My goals are endless. I often have the next project or idea in mind before starting the first one!
Getting our new pasture finished and the goats and sheep out on it is at the top of my list. After that, I want to continue building my sheep flock, add more ducks, alpacas, donkeys, cattle, you name it, I want it.
What I like most about Ireland is the light. Something I have noticed about the west is that the light is never the same two days in a row.

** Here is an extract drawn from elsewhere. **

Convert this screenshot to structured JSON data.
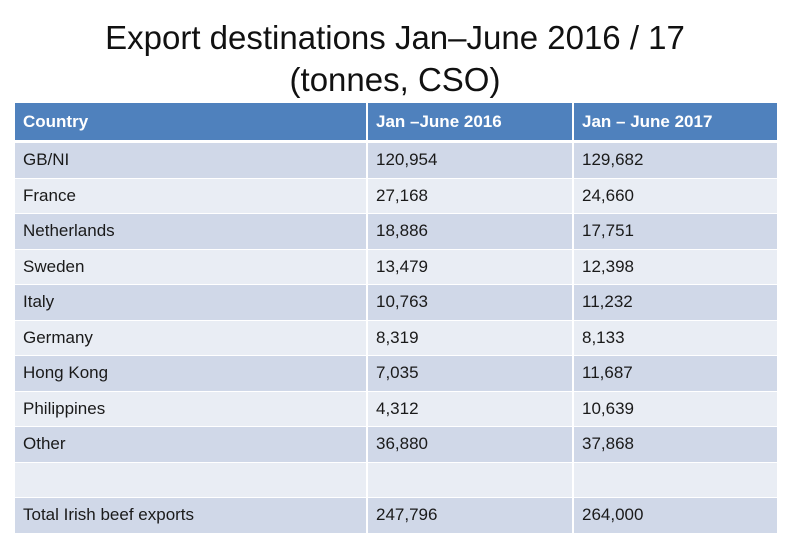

That is something that has captivated me every day over the past two years. Even in the rain and gloom, the light is always different and takes my breath away.
Adapting to rain and being the only house with no open fire can be challenging.
If someone told me I would be a farmer in my earlier years, I would have said, “Where and when? I will be ready”.
Plans for the future are to expand the farm here in Mayo, sell homegrown and homemade products from the farm, and raise little ones to appreciate the satisfaction that comes from hard work and caring for animals.
No one else will ever live your life for you – that is the best piece of advice I have ever received. So, at the end of the day, do what makes you happy.
I could write a novel on the future of farming in Ireland. I would like to see female farmers continuing to be acknowledged by the world of agriculture, traditional methods challenged and expanded, and more light on holistic farming practices.”